L’expression circule beaucoup, et elle inquiète surtout des gens qui n’ont aucune raison de s’en préoccuper. On lit qu’il faut « optimiser son budget de crawl » comme s’il s’agissait d’un réglage universel, au même titre que la vitesse de chargement ou les balises de titre. C’est faux : pour l’immense majorité des sites, le sujet est parfaitement théorique. Pour une minorité, en revanche, il explique des problèmes d’indexation que rien d’autre n’expliquerait. Encore faut-il savoir de quel côté on se trouve.

Ce qu’est le budget de crawl

Un moteur de recherche ne dispose pas de ressources infinies. Explorer une page coûte de la bande passante, du temps machine et de la sollicitation serveur. Multiplié par les milliards d’adresses existantes, cela impose un arbitrage permanent : combien de pages explorer sur chaque site, et à quelle fréquence.

Ce que l’on appelle budget de crawl résulte en réalité de deux mécanismes distincts, souvent confondus.

Le premier est une limite de capacité. Le moteur observe comment votre serveur réagit : s’il répond vite et sans erreur, l’exploration s’intensifie ; s’il ralentit ou renvoie des erreurs, le robot lève le pied pour ne pas dégrader votre site.
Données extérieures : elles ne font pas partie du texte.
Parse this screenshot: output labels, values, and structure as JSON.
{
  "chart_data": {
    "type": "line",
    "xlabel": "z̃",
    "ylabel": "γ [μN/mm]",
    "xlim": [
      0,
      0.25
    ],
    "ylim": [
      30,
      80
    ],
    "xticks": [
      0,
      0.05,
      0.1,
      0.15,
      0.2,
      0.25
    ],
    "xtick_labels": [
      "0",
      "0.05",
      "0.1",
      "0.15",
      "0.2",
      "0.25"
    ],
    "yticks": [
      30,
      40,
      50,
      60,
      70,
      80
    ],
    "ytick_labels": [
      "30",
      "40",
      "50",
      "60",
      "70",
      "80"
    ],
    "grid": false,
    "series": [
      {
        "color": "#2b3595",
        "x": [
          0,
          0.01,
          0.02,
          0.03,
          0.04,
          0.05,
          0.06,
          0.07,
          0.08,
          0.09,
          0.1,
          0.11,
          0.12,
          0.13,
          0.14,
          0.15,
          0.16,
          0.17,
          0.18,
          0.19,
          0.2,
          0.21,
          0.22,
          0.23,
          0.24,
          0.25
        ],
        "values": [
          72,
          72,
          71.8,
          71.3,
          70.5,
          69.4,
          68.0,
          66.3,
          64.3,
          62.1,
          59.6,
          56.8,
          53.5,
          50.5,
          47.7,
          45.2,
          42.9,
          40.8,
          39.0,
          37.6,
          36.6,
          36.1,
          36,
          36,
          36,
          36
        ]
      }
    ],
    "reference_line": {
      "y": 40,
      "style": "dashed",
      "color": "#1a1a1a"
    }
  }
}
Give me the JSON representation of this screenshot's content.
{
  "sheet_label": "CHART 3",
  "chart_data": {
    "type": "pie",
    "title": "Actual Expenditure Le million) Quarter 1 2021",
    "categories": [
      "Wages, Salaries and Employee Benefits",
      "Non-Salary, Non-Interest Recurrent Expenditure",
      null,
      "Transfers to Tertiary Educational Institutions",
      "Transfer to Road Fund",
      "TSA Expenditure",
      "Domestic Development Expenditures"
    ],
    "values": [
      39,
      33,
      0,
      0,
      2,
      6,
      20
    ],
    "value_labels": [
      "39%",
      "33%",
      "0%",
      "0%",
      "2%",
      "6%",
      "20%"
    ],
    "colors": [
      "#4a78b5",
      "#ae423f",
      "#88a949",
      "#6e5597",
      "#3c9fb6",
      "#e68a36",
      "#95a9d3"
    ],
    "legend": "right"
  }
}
C’est un mécanisme de politesse technique, et il est directement lié à la santé de votre hébergement.

Le second est un niveau d’intérêt. Le moteur explore d’autant plus volontiers qu’il juge le contenu utile et susceptible d’avoir changé. Un site d’actualité mis à jour plusieurs fois par jour sera visité constamment ; un site vitrine figé depuis trois ans le sera très épisodiquement. Cette dimension dépend de la popularité du site, de la fraîcheur perçue de ses contenus, et de la qualité générale de ce qui a déjà été exploré.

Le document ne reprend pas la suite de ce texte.